Perhaps the most salient feature of the “always-on” digital age is that consumers want their content, and they want it now.
Whether it’s viewed on a smart TV, a tablet or a smartphone, streamed via an Internet-connected set-top box or stored on a laptop and beamed to another device, the expectation is still the same: Access to content should be easy, seamless, and available anytime, anywhere in the home.
For cable, satellite and other pay-TV operators around the world, the need to deliver this kind of connectivity will soon bump up against the limitations of broadband in the home. A recent study from Bell Labs, the research arm of Alcatel-Lucent, shows that the increasing consumption of video content on mobile devices is expected to push wired broadband networks to their “absolute limits” over the next decade.
That means operators will be challenged to provide consumers with a high-quality offering of “triple play services” that are in such high demand around the globe.
Bell Labs’ study showed that as delivery of video content moves from traditional broadcast TV to the the delivery of personalized content on demand, “disproportionate pressure will be placed on the ‘Internet Protocol edge’ of these networks.”
One solution—which Broadcom is demoing this week at the International Consumer Electronics Show—is to help broadband operators offload some of their networking burden onto the more robust, more reliable, next-gen 5G WiFi.
Today, Broadcom announced that it’s pairing up 802.11ac-speed Wi-Fi with its proven IPTV set-top box technology, enabling operators to wirelessly deliver high-def content and services to their customers.
It also enables them to offer customers high-value services including multiroom DVR, Internet browsing via TV, gaming, specialized over-the-top content and other types of add-ons—all without wires. There could soon be a day when subscribers can wirelessly download content, stream video, and access the internet at wire speeds, in any room of the house.
With 5G WiFi on board, there’s the added benefit of reliability and reach, a big win for consumers who are already familiar with the technology and want other TVs in their homes to have all the same benefits as a wired broadband connection.

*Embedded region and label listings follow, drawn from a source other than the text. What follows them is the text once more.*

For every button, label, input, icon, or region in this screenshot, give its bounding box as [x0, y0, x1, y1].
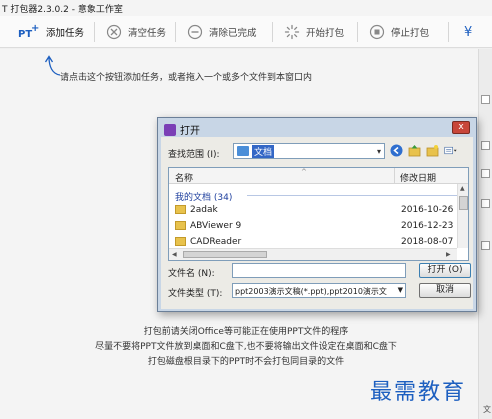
scroll-left-icon[interactable]: ◀	[172, 251, 177, 258]
documents-folder-icon	[237, 146, 249, 156]
file-name: ABViewer 9	[190, 221, 242, 231]
note-line: 尽量不要将PPT文件放到桌面和C盘下,也不要将输出文件设定在桌面和C盘下	[95, 342, 397, 352]
new-folder-icon[interactable]	[426, 144, 439, 157]
dialog-body: 查找范围 (I): 文档 ▾ 名称 ^ 修改日期 我的文档 (34) 2adak…	[161, 137, 473, 309]
scroll-thumb[interactable]	[183, 251, 267, 258]
folder-icon	[175, 237, 186, 246]
open-button[interactable]: 打开 (O)	[419, 263, 471, 278]
view-menu-icon[interactable]	[444, 144, 457, 157]
back-icon[interactable]	[390, 144, 403, 157]
list-item[interactable]: ABViewer 9 2016-12-23 11:	[169, 218, 459, 234]
watermark-text: 最需教育	[370, 380, 467, 405]
toolbar-divider	[94, 22, 95, 42]
note-line: 打包磁盘根目录下的PPT时不会打包同目录的文件	[147, 357, 345, 367]
open-file-dialog: 打开 x 查找范围 (I): 文档 ▾ 名称 ^ 修改日期 我的文档 (34) …	[157, 117, 477, 312]
svg-text:+: +	[31, 23, 39, 34]
filename-label: 文件名 (N):	[168, 269, 215, 279]
dialog-titlebar: 打开	[164, 122, 200, 137]
file-date: 2016-12-23 11:	[401, 221, 459, 231]
filetype-select[interactable]: ppt2003演示文稿(*.ppt),ppt2010演示文 ▼	[232, 283, 406, 298]
dialog-title: 打开	[180, 126, 200, 137]
file-date: 2016-10-26 13:	[401, 205, 459, 215]
column-divider[interactable]	[394, 168, 395, 184]
group-divider	[247, 195, 457, 196]
file-name: CADReader	[190, 237, 242, 247]
chevron-down-icon: ▼	[397, 286, 403, 294]
toolbar-divider	[357, 22, 358, 42]
clear-tasks-label: 清空任务	[128, 28, 167, 39]
filetype-value: ppt2003演示文稿(*.ppt),ppt2010演示文	[235, 287, 387, 296]
scroll-up-icon[interactable]: ▲	[460, 185, 465, 192]
option-checkbox[interactable]	[481, 199, 490, 208]
stop-pack-button[interactable]: 停止打包	[369, 20, 429, 44]
cancel-button[interactable]: 取消	[419, 283, 471, 298]
sort-arrow-icon: ^	[301, 168, 307, 176]
option-checkbox[interactable]	[481, 141, 490, 150]
filename-input[interactable]	[232, 263, 406, 278]
look-in-select[interactable]: 文档 ▾	[233, 143, 385, 159]
horizontal-scrollbar[interactable]: ◀ ▶	[169, 248, 457, 260]
folder-icon	[175, 221, 186, 230]
packing-notes: 打包前请关闭Office等可能正在使用PPT文件的程序 尽量不要将PPT文件放到…	[0, 325, 492, 370]
option-checkbox[interactable]	[481, 169, 490, 178]
look-in-label: 查找范围 (I):	[168, 150, 220, 160]
donate-button[interactable]: ¥	[464, 20, 472, 44]
toolbar-divider	[272, 22, 273, 42]
toolbar-divider	[175, 22, 176, 42]
file-name: 2adak	[190, 205, 218, 215]
file-date: 2018-08-07 14:	[401, 237, 459, 247]
folder-icon	[175, 205, 186, 214]
clear-icon	[106, 24, 122, 40]
window-title: T 打包器2.3.0.2 - 意象工作室	[2, 5, 123, 15]
remove-completed-label: 清除已完成	[209, 28, 257, 39]
watermark-edge-text: 文	[483, 405, 491, 414]
scroll-right-icon[interactable]: ▶	[446, 251, 451, 258]
yen-icon: ¥	[464, 24, 473, 40]
main-toolbar: PT + 添加任务 清空任务 清除已完成 开始打包 停止打包 ¥	[0, 16, 492, 48]
dialog-nav-toolbar	[390, 144, 457, 157]
file-list-header: 名称 ^ 修改日期	[169, 168, 468, 184]
add-task-hint: 请点击这个按钮添加任务，或者拖入一个或多个文件到本窗口内	[60, 73, 313, 83]
look-in-value: 文档	[252, 144, 275, 158]
column-name-header[interactable]: 名称	[175, 171, 193, 184]
up-folder-icon[interactable]	[408, 144, 421, 157]
start-pack-label: 开始打包	[306, 28, 345, 39]
start-pack-button[interactable]: 开始打包	[284, 20, 344, 44]
file-list[interactable]: 名称 ^ 修改日期 我的文档 (34) 2adak 2016-10-26 13:…	[168, 167, 469, 261]
spinner-icon	[284, 24, 300, 40]
add-task-label: 添加任务	[46, 28, 85, 39]
list-item[interactable]: 2adak 2016-10-26 13:	[169, 202, 459, 218]
option-checkbox[interactable]	[481, 95, 490, 104]
stop-icon	[369, 24, 385, 40]
vertical-scrollbar[interactable]: ▲	[457, 184, 468, 248]
chevron-down-icon: ▾	[376, 147, 381, 156]
remove-completed-button[interactable]: 清除已完成	[187, 20, 257, 44]
app-icon	[164, 123, 176, 136]
add-task-button[interactable]: PT + 添加任务	[18, 20, 84, 44]
close-icon: x	[458, 122, 464, 132]
filetype-label: 文件类型 (T):	[168, 289, 223, 299]
column-date-header[interactable]: 修改日期	[400, 171, 436, 184]
window-titlebar: T 打包器2.3.0.2 - 意象工作室	[0, 0, 492, 16]
remove-icon	[187, 24, 203, 40]
stop-pack-label: 停止打包	[391, 28, 430, 39]
scroll-thumb[interactable]	[459, 196, 468, 210]
toolbar-divider	[448, 22, 449, 42]
dialog-close-button[interactable]: x	[452, 121, 470, 134]
ppt-plus-icon: PT +	[18, 23, 40, 41]
note-line: 打包前请关闭Office等可能正在使用PPT文件的程序	[143, 327, 349, 337]
option-checkbox[interactable]	[481, 241, 490, 250]
clear-tasks-button[interactable]: 清空任务	[106, 20, 166, 44]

Mixing it up on the home networking front is expected to happen slowly over the next five years, as more consumers incorporate mobile devices into their home entertainment lineups, according to Michael Inouye, senior TV and video analyst at ABI Research.
“Strong support for mobile devices could also convince service providers to add wireless connectivity to their STBs, particularly to support new standards like Wi-Fi Direct and Miracast; although these solutions would likely service households where wired solutions are less optimal or as a complement to wired networking,” Inouye told IP&TV News last year.
A few of the biggest benefits to putting 5G WiFi on set-top boxes are speed, reliability and reach.
And Broadcom’s 5G WiFi IPTV set-top box supports the latest IEEE 802.11.ac standard, driving innovations that promise to transform the way consumers – as demanding as they are for connectivity and content-delivery “anytime, anywhere”— watch TV at home.